さてスタートの号砲から7時間。遂にKさんがゴール!3年前は初マラソンの私に終始並走してくれて5:59の同タイムで完走したKさん、1時間も遅くなったのは、明らかに途中で一杯やったからでしょう。彼は大学時代ラグビーで日本代表候補にまでなったスポーツマン、いわばスポーツのエリートで、私は運動経験がほとんどない人間です。このことからもいかにマラソンが地道な練習がものをいうスポーツだということが分かると思います。


Kさんから遅れること少し、Mさんも笑顔で完走!何でも12km位から左右に血豆が出来、下りで体重が脚にかかるたびに激痛だったそう。それでも完走とは恐れ入ります。私は昨年走ったセドナマラソンの山路で転び、あっさりリタイアした人間ですから。

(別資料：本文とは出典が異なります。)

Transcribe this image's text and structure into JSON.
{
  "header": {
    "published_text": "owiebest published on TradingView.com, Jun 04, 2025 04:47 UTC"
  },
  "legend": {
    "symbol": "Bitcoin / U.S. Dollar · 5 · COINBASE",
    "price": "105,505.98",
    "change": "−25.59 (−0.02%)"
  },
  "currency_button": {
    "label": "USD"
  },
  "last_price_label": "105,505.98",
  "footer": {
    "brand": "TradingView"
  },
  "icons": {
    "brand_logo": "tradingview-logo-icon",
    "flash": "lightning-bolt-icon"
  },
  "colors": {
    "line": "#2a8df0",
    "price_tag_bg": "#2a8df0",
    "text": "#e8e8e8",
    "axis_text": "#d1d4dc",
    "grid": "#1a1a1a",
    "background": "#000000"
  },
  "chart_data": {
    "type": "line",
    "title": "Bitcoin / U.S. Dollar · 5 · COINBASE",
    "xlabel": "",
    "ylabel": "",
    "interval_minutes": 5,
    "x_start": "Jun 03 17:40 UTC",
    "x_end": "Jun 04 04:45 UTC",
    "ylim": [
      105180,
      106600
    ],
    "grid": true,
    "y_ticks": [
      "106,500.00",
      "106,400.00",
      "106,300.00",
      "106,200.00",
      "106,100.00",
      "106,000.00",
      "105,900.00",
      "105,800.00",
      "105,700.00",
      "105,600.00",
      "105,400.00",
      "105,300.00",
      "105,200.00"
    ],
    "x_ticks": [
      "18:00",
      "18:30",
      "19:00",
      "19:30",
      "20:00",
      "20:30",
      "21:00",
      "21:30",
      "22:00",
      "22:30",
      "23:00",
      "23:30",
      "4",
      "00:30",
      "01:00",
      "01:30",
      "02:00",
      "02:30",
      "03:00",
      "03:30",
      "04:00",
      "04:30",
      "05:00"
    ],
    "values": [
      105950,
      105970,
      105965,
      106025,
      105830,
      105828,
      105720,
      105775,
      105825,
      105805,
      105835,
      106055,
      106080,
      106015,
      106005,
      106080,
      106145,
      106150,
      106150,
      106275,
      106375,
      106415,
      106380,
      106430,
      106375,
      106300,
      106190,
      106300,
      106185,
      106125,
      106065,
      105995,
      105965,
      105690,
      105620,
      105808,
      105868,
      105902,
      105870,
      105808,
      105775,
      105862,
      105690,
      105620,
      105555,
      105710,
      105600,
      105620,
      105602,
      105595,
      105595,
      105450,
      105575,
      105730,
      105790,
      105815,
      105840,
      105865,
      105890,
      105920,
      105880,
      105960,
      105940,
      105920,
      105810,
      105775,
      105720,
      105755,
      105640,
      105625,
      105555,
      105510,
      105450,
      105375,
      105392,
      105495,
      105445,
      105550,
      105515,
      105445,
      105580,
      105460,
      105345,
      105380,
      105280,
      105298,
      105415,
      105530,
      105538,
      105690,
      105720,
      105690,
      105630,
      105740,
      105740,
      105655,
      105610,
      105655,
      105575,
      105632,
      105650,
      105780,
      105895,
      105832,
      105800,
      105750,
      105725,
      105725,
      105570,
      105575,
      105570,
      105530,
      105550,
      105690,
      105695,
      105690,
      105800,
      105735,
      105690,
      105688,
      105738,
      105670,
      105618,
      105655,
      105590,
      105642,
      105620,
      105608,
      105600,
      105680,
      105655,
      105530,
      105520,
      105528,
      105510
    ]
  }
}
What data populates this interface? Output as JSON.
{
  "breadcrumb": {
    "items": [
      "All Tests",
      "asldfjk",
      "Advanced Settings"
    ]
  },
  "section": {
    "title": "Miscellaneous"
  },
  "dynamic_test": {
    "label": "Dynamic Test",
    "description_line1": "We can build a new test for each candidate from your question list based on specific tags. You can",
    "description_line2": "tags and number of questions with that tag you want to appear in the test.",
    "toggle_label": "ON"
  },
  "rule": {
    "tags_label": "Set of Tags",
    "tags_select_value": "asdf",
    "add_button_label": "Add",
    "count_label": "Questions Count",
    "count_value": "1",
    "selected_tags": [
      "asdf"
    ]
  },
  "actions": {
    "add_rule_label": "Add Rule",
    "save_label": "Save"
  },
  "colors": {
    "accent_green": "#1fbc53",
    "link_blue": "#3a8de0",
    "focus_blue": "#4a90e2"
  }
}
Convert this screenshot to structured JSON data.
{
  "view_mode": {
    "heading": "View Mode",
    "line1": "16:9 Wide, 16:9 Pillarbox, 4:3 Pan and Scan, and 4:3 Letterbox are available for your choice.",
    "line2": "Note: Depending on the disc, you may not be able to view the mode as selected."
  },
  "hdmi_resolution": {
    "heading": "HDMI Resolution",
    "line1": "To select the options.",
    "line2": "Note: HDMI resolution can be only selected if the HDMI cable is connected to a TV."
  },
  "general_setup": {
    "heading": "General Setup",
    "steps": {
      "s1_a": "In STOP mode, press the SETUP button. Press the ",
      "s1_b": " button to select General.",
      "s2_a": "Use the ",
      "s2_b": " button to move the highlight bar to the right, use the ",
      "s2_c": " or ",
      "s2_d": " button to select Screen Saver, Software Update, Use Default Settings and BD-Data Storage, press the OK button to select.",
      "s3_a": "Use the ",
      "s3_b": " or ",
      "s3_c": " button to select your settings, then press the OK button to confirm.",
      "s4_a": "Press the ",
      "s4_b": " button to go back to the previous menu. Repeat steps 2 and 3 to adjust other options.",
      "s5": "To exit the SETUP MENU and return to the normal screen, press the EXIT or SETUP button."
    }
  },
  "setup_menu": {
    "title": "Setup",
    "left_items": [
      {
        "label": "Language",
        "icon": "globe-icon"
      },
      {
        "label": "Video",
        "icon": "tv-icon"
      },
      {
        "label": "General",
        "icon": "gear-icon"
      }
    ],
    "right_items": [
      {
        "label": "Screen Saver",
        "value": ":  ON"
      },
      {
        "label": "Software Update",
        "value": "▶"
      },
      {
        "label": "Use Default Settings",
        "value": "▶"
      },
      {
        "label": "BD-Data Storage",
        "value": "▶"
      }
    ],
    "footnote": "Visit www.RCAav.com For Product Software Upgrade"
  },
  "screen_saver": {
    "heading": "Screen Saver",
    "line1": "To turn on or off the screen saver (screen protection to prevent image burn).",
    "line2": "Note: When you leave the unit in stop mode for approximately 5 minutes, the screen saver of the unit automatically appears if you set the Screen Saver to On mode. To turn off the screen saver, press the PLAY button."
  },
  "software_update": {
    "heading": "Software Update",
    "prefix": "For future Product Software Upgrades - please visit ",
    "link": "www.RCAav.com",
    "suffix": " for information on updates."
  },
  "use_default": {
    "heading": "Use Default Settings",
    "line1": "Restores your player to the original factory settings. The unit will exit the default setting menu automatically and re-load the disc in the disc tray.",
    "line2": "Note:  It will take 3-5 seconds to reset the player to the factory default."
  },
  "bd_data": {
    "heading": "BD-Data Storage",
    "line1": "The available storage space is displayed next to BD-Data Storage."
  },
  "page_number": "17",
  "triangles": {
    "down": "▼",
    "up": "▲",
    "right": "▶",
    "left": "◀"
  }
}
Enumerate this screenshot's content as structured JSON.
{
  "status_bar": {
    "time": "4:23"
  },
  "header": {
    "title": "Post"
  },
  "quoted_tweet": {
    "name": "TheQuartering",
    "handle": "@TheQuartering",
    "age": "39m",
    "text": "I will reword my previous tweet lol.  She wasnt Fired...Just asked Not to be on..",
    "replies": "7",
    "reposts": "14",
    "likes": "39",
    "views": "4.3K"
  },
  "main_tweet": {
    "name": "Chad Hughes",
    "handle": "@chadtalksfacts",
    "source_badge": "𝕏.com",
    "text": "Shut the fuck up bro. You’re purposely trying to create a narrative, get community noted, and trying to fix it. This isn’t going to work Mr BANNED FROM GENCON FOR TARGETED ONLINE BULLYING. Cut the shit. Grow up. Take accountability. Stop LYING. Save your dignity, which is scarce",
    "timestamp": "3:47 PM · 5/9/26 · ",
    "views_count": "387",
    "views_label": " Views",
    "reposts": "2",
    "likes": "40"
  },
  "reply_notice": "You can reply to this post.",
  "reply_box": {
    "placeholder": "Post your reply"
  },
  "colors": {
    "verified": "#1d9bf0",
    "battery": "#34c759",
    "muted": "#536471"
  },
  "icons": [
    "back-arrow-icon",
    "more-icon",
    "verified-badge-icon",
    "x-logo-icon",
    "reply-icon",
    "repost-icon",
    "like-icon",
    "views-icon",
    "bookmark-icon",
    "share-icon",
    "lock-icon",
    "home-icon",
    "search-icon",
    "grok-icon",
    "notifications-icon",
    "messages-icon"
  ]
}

全員が無事に完走し、3年前と同じ舞台で完走証を手に記念撮影です。この3年、皆それぞれに色々とあり、歳も同じに3つ取り、体重が大幅に増えた者もいたり、私も染みも皺も出来ました。でも私がこの3年大事にしていた思い出と変わらない笑顔が写真に再び写り、それがなにより嬉しかったです。


これで、いぶすき菜の花マラソン完走記はおしまいです。最後まで読んでいただきありがとうございました。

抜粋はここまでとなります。